2. The use of income as the only measure of poverty minimises the involvement
of the poor in determining what should be done to reduce poverty.
3. The equation of poverty with income level obscures the underlying causes of
poverty. It misses the extent to which households face other forms of
deprivation due to the strategies they adopt to keep their incomes above
the poverty line.
Karena
indikator GNP dan pendapatan memiliki kelemahan dalam memotret kondisi kemajuan
dan kemiskinan suatu entitas sosial, sejak tahun 1970-an telah dikembangkan
berbagai pendekatan alternatif. Dintaranya adalah kombinasi garis kemiskinan
dan distribusi pendapatan yang dikembangkan Sen (1973); Social Accounting
Matrix (SAM) oleh Pyatt dan Round (1977); Physical Quality of Life Index
(PQLI) yang dikembangkan Morris (1977) (lihat Suharto, 1998).
Pada tahun
1990-an, salah satu lembaga dunia, yakni UNDP, memperkenalkan pendekatan
“pembangunan manusia” (human development) dalam mengukur kemajuan dan
kemiskinan, seperti Human Development Index (HDI) dan Human Poverty
Index (HPI). Pendekatan yang digunakan UNDP relatif lebih komprehensif dan
mencakup faktor ekonomi, sosial dan budaya si miskin. Sebagaimana dikaji oleh
Suharto (2002a:61-62), pendekatan yang digunakan UNDP berporos pada ide-ide
heterodox dari paradigma popular development yang memadukan model
kebutuhan dasar (basic needs model) yang dikembangkan oleh Paul Streeten
dan konsep kapabilitas (capability) yang dikembangkan oleh Pemenang
Nobel Ekonomi 1998, Amartya Sen.
Namun
demikian, bila dicermati, baik pendekatan modernisasi yang dipelopori oleh para
pendahulunya, maupun pendekatan popular development yang digunakan UNDP
belakangan ini, keduanya masih melihat kemiskinan sebagai individual poverty
dan bukan structural and social poverty. Sistem pengukuran serta
indikator yang digunakannya terpusat untuk meneliti “kondisi” atau “keadaan”

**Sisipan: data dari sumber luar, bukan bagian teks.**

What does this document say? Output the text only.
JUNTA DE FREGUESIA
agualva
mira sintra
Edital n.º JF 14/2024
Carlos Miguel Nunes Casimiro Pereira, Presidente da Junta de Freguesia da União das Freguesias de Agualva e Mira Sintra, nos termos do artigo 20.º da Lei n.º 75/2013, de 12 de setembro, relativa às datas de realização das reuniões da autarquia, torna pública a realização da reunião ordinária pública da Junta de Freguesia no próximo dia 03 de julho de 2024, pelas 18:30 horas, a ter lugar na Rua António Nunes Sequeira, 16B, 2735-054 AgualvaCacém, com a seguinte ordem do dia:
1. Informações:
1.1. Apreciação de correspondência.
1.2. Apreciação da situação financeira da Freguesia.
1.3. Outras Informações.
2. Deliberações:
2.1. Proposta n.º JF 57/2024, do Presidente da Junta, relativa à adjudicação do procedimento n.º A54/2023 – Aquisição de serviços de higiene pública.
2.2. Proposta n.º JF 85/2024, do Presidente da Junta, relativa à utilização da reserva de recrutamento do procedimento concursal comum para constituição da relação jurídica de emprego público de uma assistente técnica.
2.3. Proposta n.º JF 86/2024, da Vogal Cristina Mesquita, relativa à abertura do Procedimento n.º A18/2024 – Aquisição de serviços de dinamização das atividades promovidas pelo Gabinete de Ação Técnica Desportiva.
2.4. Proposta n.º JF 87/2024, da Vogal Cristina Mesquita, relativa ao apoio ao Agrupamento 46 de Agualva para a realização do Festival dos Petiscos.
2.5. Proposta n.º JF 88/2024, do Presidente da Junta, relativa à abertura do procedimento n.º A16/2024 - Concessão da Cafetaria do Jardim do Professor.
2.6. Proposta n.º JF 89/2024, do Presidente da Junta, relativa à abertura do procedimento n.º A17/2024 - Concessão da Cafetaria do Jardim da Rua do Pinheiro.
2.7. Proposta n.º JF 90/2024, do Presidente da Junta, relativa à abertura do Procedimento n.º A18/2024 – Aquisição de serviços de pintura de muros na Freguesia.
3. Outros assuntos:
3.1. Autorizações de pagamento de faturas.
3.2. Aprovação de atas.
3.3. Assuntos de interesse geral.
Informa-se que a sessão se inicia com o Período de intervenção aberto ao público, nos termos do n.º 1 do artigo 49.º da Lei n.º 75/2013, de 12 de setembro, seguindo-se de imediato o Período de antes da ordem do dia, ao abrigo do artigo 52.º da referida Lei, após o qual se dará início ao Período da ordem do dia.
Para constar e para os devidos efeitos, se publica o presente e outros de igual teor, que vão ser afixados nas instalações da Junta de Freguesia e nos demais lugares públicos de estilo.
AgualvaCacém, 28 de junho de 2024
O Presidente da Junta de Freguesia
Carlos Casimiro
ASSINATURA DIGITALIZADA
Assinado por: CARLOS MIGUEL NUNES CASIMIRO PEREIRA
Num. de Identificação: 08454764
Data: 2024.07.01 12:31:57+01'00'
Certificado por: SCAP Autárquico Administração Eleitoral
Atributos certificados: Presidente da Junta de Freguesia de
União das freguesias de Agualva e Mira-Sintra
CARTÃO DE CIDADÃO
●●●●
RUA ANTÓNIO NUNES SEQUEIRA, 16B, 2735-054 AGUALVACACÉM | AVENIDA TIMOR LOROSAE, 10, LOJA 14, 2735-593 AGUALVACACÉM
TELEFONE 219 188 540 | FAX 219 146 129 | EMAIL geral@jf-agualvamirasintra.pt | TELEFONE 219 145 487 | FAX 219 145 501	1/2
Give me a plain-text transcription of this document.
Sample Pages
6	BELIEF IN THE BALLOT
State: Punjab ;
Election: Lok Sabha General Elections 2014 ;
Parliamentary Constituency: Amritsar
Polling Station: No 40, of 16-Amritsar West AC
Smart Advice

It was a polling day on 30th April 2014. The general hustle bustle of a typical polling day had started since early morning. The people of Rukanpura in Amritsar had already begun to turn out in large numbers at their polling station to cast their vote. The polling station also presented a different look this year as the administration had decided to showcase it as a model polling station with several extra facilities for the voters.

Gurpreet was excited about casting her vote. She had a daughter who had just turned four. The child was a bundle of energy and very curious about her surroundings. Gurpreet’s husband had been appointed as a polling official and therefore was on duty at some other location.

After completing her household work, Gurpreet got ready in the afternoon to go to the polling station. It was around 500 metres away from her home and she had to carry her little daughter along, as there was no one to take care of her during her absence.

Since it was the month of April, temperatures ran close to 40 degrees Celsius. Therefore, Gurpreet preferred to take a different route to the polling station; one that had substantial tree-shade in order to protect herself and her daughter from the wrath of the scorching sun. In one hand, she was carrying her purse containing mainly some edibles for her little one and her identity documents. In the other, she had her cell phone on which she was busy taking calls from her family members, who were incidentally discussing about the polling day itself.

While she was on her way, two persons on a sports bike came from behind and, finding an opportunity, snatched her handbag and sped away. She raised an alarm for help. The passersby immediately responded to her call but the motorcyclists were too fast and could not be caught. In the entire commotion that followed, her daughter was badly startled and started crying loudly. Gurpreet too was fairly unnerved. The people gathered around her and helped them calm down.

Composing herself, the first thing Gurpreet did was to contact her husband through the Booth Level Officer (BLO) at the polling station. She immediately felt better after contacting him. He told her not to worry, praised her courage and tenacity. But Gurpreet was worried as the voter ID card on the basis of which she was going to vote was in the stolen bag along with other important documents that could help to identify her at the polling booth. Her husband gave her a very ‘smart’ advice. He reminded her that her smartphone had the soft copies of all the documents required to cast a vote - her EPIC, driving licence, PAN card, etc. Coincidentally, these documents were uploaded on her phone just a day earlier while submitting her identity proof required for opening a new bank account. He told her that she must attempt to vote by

kemiskinan berdasarkan variabel-variabel sosial-ekonomi yang dominan. Kedua
perspektif tersebut masih belum menjangkau variabel-variabel yang menunjukkan
dinamika kemiskinan. Metodanya masih berfokus pada “outcomes” dan kurang
memperhatikan aspek aktor atau pelaku kemiskinan serta sebab-sebab yang
mempengaruhinya. Suharto (2002a) menunjukkan bahwa:
In its
standardised conception of poverty, for example, the poor are seen almost as
passive victims and subjects of investigation rather than as human beings who
have something to contribute to both the identification of their condition and
its improvement (Suharto,
2002a:68).
Kini,
setelah pendekatan-pendekatan di atas dianggap belum memenuhi harapan dalam
mengkaji dan menangani kemiskinan, perspektif kemiskinan yang bersifat
multidimensional dan dinamis muncul sebagai satu isu sentral dalam prioritas
pembangunan. Munculnya isu ini tidak saja telah melahirkan perubahan pada fokus
pengkajian kemiskinan, terutama yang menyangkut kerangka konseptual dan
metodologi pengukuran kemiskinan, melainkan pula telah melahirkan tantangan
bagi para pembuat kebijakan untuk merekonsktruksi keefektifan program-program
pengentasan kemiskinan.
Kesadaran
akan pentingnya penanganan kemiskinan lokal yang berkelanjutan yang menekankan
pada penguatan solusi-solusi yang ditemukan oleh orang yang bersangkutan
semakin mengemuka. Pendekatan ini lebih memfokuskan pada pengidentifikasian
“apa yang dimiliki oleh orang miskin” ketimbang “apa yang tidak dimiliki orang
miskin” yang menjadi sasaran pengkajian.
Penelitian-penelitian
sebelumnya menunjukkan bahwa orang miskin adalah manajer seperangkat asset yang
ada diseputar diri dan lingkungannya. Sebagaimana ditunjukkan oleh studi
Suharto (2002a:69):
There is a
growing body of literature documenting that people who live in conditions which
put their principal source of livelihood at recurrent threat will adopt
strategic adaptation to minimise risk. The ways in which people plan
strategically such coping behaviour critically determine their chances of survival
as well as future economic well-being.
Keadaan di
atas terutama terjadi pada orang miskin yang hidup di negara yang tidak
menerapkan sistem negara kesejahteraan (welfare state) yang dapat
melindungi dan menjamin kehidupan dasar warganya terhadap kondisi-kondisi yang
memburuk yang tidak mampu ditangani oleh dirinya sendiri. Kelangsungan hidup
individu dalam situasi ini seringkali tergantung pada keluarga yang secara
bersama-sama dengan jaringan sosial membantu para anggotanya dengan pemberian
bantuan keuangan, tempat tinggal dan bantuan-bantuan mendesak lainnya.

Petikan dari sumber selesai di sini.